Electioneering in the Lowveld (1929)

Posted on November 25, 2014 by Cape Rebel

From No Outspan
by Deneys Reitz 

The Low Country, with its mountains and its rivers and its jungles, is beautiful and picturesque, but it makes for difficult electioneering. Nature has divided it into so many watertight compartments that I had to travel on horseback and on foot – to secluded valleys, isolated mining camps and distant forestry settlements. I ranged from the heights of Kamshlobaan, overlooking the Swaziland plains, to Komatipoort on the Portuguese border, and from up along the slopes of the Drakensberg to Tzaneen in the far north. I visited squatters and farmers on their ranches, and small communities tucked away between the rivers. There were up-to-date fruit-growing centres, and there were scattered groups hidden in the folds of the Berg, who still lived and thought in terms of the old republican days of thirty years before. It was strenuous work, carried out in addition to my activities in other parts of the country.

I found that my membership of the Parks Board was a liability rather than an asset. Once, while I was addressing a gathering under a tree on one of the banks of the Crocodile River, an old Boer farmer rose to complain that hippo from the Kruger Park had raided his farm the night before, and had consumed £200 worth of his tomatoes. He said if I did not take better care of the animals in my charge, he and his neighbours would vote against me.

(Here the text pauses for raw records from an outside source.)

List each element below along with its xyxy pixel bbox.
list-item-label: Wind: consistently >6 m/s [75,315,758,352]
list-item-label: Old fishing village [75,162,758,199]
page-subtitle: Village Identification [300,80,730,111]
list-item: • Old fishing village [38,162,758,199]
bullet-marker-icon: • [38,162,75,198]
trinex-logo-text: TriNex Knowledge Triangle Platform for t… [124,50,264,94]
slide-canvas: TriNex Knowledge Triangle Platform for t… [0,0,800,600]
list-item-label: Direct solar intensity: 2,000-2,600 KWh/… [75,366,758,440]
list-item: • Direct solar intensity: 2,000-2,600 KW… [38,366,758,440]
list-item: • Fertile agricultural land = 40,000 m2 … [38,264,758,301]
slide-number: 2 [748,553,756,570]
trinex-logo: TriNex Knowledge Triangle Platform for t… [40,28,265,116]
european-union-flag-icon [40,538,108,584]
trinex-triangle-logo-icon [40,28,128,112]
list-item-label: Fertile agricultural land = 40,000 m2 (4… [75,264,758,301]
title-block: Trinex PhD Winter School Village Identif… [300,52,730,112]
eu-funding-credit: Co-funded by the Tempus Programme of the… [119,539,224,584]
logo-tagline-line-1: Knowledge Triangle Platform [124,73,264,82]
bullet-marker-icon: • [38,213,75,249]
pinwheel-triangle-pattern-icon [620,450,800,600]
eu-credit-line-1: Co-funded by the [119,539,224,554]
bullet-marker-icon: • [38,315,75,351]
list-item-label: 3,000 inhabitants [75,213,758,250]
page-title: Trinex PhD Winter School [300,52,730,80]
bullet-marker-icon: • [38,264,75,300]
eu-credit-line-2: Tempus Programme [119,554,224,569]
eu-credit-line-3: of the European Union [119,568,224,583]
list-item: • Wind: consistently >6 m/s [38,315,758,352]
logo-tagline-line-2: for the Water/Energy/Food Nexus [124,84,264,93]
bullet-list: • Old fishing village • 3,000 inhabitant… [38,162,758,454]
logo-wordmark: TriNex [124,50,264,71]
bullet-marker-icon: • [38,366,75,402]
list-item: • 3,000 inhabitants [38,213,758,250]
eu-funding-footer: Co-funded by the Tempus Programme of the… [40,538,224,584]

On another occasion, just as I was getting into my stride, a herd-boy rushed up to say that a crocodile had pulled his master’s bull into the water; and here again, the blame fell squarely on my shoulders.

A few days later, I was travelling in a small open car with the secretary of our party. The road was a mere track with grass standing high between the ruts. Suddenly we bumped into a full-grown lion that must have been lying asleep in front of us. He leaped aside with an angry snarl, and it looked as if he meant to come at us. The engine stalled; and for a moment we faced an ugly situation, for we carried no arms. Then my companion got the two-seater started, and we moved off.

I was due to address a meeting in the Barberton town hall that evening, and I made full use of that lion. ‘Ladies and gentlemen,’ I said, ‘the election is going well, but this morning we had our first setback.’ The audience pricked up at this, and I proceeded to tell the story of our collision. I added that as I knew that the lion was not on the voters’ roll, we had not stopped to argue with him. The story went well, and I got a motion of full confidence.

Up in the mountains are Boer colonies, settled there for nearly a century. To these Boers, time had stopped at the end of the Anglo-Boer War in 1902. The Great War had reached them as but a distant echo from the outside world, and their politics still hinged on the forgotten controversies of the past. A man who had surrendered to the British columns in 1900 was an outcast, and only those who had fought right up to the end were held in respect.

I clambered up to meet a number of these sturdy mountaineers, bigoted and primitive, but fine and brave and obstinate. As I began to speak, a weather-beaten old veteran rose and, turning to the rest, said in Afrikaans: ‘Before allowing the candidate to proceed, we want to know where he was in the last war.’ I was about to reply that I had served in East Africa and in France, when he supplemented his question as follows: ‘What I mean is, did he serve with General Botha or in the Free State with General De Wet?’ I answered that I had served under them both, right up to the end.

I think I got most of their votes.

By the time polling day arrived, I was a physical wreck; but I was the Member of Parliament for the Low Country.